Egyptian army to launch “miracle” anti-Aids zapper

On Monday the Egyptian government is set to introduce its new – and completely bogus – anti-Aids equipment. Let's hope it quietly ducks out of this promise.

By Sophie McBain

On Monday, the Egyptian army is set to release a new high-tech tool to its arsenal. Except it’s not actually high-tech, and it won’t work. In February 2014, the army first released details on its new detector, which it says can not only detect Hepatitis C and Aids from 500m away, but can cure them.

Major General Ibrahim Atti explained how it works: “I take Aids from the patient, and feed the patient on Aids. I give it to him as a kofta skewer for him to eat. I take the disease, and I give it to him as food, and this is the pinnacle of scientific miracles.”
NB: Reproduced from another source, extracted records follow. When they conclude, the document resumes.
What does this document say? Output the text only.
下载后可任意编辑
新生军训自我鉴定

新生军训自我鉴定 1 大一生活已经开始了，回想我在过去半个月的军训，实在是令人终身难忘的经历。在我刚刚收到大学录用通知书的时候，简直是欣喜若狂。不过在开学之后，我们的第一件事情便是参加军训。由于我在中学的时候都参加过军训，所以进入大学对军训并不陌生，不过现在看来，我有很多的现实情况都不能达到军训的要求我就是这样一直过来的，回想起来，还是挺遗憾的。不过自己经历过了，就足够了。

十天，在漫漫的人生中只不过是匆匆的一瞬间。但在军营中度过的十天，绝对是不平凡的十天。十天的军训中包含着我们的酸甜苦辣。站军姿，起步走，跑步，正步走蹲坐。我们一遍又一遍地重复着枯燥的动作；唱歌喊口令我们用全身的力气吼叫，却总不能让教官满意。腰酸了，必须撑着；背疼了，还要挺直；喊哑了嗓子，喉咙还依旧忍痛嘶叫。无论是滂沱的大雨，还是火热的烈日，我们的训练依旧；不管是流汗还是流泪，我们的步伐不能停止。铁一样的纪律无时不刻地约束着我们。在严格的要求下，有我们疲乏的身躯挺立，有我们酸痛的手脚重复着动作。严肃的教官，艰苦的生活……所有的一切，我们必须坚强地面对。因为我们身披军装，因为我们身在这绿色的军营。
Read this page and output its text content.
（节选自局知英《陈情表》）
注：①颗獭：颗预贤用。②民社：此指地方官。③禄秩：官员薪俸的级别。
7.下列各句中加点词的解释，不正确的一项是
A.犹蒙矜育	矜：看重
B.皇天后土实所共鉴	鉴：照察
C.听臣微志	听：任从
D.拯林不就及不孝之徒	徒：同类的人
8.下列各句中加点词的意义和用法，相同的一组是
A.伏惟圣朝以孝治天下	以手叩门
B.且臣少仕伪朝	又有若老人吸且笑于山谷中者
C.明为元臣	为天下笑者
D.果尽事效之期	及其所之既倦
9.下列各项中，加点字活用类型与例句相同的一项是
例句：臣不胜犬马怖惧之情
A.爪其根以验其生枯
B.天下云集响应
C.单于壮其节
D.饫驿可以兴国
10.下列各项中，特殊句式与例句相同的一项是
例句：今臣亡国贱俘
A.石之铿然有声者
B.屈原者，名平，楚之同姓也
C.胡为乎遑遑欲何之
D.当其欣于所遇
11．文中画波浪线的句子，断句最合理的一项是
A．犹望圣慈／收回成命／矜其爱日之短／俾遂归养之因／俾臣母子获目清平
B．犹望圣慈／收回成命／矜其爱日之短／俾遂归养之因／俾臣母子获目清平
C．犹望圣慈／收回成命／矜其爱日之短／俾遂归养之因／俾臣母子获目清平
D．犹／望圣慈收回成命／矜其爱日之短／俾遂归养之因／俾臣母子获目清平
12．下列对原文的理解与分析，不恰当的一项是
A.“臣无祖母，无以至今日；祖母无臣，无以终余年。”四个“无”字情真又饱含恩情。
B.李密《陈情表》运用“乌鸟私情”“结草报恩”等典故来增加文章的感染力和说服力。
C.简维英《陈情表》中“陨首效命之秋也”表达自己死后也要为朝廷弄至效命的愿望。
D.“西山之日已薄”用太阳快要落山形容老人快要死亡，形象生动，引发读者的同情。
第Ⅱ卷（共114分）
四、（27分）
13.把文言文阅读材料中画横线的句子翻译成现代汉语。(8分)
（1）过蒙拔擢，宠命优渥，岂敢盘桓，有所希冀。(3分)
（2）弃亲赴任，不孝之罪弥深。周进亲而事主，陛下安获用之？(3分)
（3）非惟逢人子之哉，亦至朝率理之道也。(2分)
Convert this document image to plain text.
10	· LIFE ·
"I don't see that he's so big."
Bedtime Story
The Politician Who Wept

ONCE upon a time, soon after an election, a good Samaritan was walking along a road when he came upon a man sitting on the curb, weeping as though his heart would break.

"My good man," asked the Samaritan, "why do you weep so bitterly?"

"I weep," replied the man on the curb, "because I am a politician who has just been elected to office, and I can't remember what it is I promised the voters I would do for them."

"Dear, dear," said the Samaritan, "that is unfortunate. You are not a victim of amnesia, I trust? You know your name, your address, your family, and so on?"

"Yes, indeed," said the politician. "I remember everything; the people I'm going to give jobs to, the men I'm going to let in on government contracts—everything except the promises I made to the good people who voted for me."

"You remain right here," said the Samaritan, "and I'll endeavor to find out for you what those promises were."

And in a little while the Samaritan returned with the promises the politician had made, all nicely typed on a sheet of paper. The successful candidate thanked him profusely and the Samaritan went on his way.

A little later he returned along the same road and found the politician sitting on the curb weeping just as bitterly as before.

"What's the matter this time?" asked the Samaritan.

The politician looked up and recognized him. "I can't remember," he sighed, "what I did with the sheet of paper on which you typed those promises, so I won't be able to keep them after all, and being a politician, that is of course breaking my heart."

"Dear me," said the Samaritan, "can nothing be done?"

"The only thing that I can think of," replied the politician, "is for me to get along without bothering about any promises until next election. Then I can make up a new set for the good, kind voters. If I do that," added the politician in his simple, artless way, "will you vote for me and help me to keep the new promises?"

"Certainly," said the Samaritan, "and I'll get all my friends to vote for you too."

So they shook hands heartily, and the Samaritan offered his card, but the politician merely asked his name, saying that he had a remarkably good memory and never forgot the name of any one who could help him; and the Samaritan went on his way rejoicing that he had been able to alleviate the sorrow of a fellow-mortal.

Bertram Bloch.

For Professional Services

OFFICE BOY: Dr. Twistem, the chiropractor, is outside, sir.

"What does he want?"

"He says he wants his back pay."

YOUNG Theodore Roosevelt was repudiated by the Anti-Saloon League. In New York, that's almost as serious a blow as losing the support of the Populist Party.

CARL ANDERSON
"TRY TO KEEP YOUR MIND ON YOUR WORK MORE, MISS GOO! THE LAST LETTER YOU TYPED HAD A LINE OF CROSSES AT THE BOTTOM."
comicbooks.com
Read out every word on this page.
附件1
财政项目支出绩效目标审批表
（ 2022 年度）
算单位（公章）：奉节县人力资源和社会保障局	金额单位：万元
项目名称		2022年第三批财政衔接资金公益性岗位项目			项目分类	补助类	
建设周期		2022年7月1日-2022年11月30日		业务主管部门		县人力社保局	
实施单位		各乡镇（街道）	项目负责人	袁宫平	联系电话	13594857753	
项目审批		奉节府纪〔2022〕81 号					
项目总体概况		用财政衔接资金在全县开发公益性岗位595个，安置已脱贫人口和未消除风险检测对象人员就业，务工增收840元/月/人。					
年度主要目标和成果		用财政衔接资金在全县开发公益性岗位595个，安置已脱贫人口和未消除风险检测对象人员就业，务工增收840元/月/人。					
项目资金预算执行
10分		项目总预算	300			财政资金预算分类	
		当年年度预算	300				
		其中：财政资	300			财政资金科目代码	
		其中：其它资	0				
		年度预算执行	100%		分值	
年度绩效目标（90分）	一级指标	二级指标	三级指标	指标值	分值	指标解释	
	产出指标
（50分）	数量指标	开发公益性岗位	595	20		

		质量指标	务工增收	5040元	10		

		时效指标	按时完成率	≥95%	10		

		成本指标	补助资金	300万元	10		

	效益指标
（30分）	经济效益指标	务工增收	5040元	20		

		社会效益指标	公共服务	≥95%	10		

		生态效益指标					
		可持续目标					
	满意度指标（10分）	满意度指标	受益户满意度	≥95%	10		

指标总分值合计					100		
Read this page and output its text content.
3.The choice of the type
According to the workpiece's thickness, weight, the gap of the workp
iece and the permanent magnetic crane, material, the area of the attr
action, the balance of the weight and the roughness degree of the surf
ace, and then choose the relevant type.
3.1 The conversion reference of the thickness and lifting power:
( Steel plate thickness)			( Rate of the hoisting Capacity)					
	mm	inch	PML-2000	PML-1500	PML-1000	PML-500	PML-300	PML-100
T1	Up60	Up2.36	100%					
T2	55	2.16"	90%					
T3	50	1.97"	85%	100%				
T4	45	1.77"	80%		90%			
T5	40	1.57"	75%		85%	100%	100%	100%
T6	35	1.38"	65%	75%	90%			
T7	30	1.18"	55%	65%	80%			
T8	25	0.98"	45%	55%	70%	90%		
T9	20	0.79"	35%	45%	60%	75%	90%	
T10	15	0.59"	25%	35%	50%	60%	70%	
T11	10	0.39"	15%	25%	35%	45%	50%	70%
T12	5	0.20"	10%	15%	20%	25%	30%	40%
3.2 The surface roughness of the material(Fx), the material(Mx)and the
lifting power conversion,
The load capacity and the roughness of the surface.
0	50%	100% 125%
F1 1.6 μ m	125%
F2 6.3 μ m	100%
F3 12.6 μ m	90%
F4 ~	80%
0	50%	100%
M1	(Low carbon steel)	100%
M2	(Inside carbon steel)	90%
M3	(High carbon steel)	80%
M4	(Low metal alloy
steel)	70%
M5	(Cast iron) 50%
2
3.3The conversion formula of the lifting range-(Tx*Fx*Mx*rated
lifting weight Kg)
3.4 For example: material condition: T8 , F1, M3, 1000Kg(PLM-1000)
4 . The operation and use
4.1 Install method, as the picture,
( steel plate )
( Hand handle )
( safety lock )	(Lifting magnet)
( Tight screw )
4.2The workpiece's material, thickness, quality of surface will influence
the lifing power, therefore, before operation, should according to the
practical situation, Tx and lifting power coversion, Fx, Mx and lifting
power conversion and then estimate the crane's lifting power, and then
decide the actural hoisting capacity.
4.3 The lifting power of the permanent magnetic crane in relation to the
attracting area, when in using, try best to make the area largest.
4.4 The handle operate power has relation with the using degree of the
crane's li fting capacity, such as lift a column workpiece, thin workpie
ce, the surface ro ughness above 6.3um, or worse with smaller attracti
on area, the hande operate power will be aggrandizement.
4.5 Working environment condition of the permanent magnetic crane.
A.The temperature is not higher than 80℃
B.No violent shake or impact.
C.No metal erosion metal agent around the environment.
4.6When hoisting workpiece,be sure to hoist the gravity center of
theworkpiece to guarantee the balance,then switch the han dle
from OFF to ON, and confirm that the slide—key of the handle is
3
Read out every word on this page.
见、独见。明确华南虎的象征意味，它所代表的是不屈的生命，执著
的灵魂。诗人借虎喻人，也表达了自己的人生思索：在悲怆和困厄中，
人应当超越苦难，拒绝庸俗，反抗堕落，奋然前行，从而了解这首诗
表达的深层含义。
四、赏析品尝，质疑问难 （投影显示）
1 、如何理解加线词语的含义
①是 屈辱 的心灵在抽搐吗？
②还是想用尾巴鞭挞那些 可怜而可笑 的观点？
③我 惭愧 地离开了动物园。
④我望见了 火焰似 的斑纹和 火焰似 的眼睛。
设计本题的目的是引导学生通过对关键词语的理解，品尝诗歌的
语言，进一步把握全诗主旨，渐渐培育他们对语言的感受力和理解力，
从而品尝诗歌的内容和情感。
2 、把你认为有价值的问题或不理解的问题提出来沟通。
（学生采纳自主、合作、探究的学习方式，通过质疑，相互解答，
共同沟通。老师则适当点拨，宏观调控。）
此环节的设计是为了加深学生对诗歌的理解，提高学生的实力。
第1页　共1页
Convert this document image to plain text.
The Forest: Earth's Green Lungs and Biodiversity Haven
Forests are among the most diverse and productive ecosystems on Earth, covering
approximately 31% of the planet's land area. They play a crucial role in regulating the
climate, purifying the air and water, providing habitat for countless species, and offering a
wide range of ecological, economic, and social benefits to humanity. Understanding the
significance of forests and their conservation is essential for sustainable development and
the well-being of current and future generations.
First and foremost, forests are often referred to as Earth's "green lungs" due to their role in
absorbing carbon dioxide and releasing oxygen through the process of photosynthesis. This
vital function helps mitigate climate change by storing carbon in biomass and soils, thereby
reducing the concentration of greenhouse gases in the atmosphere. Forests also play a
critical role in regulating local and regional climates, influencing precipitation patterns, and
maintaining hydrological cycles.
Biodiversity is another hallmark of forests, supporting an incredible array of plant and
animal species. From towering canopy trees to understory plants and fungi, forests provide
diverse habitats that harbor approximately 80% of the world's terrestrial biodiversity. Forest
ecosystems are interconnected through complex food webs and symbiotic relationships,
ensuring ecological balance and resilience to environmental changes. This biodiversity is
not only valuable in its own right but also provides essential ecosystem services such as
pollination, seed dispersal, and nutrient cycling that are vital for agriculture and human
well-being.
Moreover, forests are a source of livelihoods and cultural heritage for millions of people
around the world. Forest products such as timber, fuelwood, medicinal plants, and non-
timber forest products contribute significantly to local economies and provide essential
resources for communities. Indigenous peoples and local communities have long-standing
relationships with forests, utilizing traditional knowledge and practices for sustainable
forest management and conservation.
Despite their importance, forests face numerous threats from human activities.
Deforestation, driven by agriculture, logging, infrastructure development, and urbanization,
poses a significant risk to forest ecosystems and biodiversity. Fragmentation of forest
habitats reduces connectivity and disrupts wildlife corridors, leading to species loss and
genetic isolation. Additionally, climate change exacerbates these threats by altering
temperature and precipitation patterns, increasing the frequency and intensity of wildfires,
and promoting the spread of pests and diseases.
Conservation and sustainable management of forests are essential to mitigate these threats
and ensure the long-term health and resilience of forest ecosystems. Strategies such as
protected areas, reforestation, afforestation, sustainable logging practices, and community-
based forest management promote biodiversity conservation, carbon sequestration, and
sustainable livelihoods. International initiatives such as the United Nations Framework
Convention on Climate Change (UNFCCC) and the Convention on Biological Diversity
When this was met with ridicule, the army made a second attempt at a more scientific explanation, involving the use of electro-magnetic waves. Commentators have since noted that the device, described by the Guardian as “an antenna affixed to the handle of a blender”, closely resembles the bogus bomb detection devices sold by James McCormick to governments throughout the Middle East. Last May, McCormick was sentenced to ten years in jail for fraud – an astonishingly lenient sentence considering that he knowingly sold over £38m worth of the completely useless kit to Iraq alone, giving security forces the false assurance that they would be able to avert bomb attacks. Pictures have since emerged of the Egyptian security forces using a device indistinguishable from their anti-Aids zapper to detect car bombs. 

Unsurprisingly, prominent scientists have tried to expose the army’s new device as quack science, but this hasn’t stopped 40,000 Egyptians from requesting the treatment from the government when it’s made available early next week. Egypt has one of the highest rates of Hepatitis C in the world, and many ordinary Egyptians struggle to access treatment. If the government finds a way to quietly back out of its commitment to roll out treatment on 30 June, this will shatter the hopes of the tens of thousands who believe the army’s propaganda. But if it does go ahead and introduce what it calls its “complete cure device” this will be much, much worse. 

The whole episode – as well as other recent mad government claims such as that Vodafone was transmitting coded bomb plot information in its adverts starring mobile-phone wielding puppets – reveals how little value the new, military-backed Egyptian government places on the truth. It is this same instinct that led to the tragic jailing of four Al Jazeera journalists earlier this week. And it is very worrying indeed.